The chances of false positives or false negatives in these kits are very high, Government Advisor on Life Sciences for the UK government Sir John Bell has warned in his commentary , published by the University of Oxford. A false positive means the test shows the person undergoing the test had the virus, when actually he/she didn’t. And a false negative would mean the person being tested had the virus, but the kit shows otherwise. Hence, the person would be falsely reassured he/she was fine despite being infected. This means self-testing is not advisable.

Bell states: “There are many challenges to creating accurate tests; hence these tests need to be validated carefully. Other countries such as Spain have already sent tests back because they don’t work. There are 100 or more such tests kits from different suppliers available for identifying Covid-19 antibodies, and it is important that each of these is checked for accuracy before making them available to the public.”

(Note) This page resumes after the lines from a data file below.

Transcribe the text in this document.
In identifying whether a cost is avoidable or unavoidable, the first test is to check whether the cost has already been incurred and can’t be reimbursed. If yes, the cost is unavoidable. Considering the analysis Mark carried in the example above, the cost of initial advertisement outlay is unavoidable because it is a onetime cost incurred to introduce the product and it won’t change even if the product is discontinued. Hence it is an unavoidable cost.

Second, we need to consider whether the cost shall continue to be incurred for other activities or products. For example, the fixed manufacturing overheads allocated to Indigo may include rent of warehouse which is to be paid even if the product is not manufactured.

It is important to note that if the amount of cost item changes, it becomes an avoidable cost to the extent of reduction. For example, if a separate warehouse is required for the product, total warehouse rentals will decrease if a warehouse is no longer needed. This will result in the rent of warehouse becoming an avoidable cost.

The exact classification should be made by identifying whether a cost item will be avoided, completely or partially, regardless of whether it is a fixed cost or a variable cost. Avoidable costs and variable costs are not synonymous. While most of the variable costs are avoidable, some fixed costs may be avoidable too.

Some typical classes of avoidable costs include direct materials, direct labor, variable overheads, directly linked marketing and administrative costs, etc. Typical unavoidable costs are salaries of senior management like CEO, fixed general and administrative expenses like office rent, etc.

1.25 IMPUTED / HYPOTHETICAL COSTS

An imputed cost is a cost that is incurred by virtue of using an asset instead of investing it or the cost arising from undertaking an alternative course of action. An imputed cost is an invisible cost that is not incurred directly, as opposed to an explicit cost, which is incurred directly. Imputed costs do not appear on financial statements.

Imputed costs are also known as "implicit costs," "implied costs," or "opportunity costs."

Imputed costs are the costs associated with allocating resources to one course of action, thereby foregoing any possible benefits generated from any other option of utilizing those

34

Bell explains the tools required to validate the kits. He says, “To validate these tests you need to obtain a range of tools. You need a gold standard test so you know the correct answer and you need sera from patients who have recovered from the virus infection they had approximately 28 days before. You also need blood from people who donated before the epidemic so you know whether you falsely see positive tests when there is no Covid-19 in the sample. For example, there are a number of other coronaviruses circulating that might stimulate antibodies that cross react to Covid-19 proteins.”

As the Centre now puts all testing plans on hold to revalidate the kits, it is also pushing Indian companies to develop indigenous kits. But any such production will take at least a month or more from now, industry experts have indicated. Until such time, for transparency sake, ICMR could do well to put its quality control protocols in the public domain.